Mythic Journeys is a performance festival and conference gathering held in Atlanta, Georgia, United States. Founded in 2004, it began as a celebration of the works of Joseph Campbell and has expanded into a celebration of the role of myth and storytelling in the modern world.

Organized by the Mythic Imagination Institute, the conference attracts such guests as Deepak Chopra, James Hillman, Robert Bly, Janis Ian, John and Caitlin Matthews, Wendy and Brian Froud, Joyce Carol Oates, Terri Windling, Ulla Suokko, and many other participants from such fields as psychology, religion, science, literature, education, entertainment, and the arts.

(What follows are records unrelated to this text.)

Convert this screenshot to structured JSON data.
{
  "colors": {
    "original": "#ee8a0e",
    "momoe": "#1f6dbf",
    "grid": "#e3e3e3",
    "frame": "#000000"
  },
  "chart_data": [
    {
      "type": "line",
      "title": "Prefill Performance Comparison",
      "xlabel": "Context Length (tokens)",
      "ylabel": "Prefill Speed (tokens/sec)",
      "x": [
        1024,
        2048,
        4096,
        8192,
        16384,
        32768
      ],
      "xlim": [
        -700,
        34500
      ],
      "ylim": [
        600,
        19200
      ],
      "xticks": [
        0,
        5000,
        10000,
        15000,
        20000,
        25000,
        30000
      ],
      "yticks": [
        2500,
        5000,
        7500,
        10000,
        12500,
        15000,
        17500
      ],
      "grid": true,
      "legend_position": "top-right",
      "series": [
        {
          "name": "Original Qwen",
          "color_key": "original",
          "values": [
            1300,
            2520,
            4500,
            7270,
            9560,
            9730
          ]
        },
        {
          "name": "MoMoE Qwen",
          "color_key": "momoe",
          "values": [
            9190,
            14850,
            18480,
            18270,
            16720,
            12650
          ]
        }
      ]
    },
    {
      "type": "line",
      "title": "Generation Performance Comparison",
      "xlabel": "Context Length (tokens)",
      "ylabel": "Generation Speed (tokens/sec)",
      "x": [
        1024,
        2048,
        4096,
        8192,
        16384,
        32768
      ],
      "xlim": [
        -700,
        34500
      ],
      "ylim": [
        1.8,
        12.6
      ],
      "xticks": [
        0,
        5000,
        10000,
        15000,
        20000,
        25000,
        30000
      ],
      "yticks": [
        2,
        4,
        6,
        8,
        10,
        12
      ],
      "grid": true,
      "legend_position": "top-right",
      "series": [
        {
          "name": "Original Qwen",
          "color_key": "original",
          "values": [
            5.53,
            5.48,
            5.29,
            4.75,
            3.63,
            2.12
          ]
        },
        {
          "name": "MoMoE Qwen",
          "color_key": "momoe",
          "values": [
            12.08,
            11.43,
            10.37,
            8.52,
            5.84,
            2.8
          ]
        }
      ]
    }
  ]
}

==Mythic Journeys documentary==
Released in 2009, the documentary film Mythic Journeys was written and directed by Stephen and Whitney Boe. With footage taken from the 2006 Mythic Journeys festival, the movie includes animation and short film segments about the role of mythology and mysticism in modern society and storytelling, featuring interviews with Stephen Aizenstat, Ari Berk, Michael Beckwith, Tom Blue Wolf, Jean Shinoda Bolen, José Andres Botran, Duncan Campbell, Deepak Chopra, Honora Foah, Maren Tonder Hansen, Michael Karlin, Lynne Kaufman, Tricia Klink, Ellen Kushner, Michael Meade, Michelle Nunn, George Rosch, Delia Sherman, Sobonfu Somé, and Robert Walter. Documentary footage is placed within a frame story of Vikram and Betal for which Brian and Wendy Froud created the puppets and actors Tim Curry, Mark Hamill and Lance Henriksen provided the voices.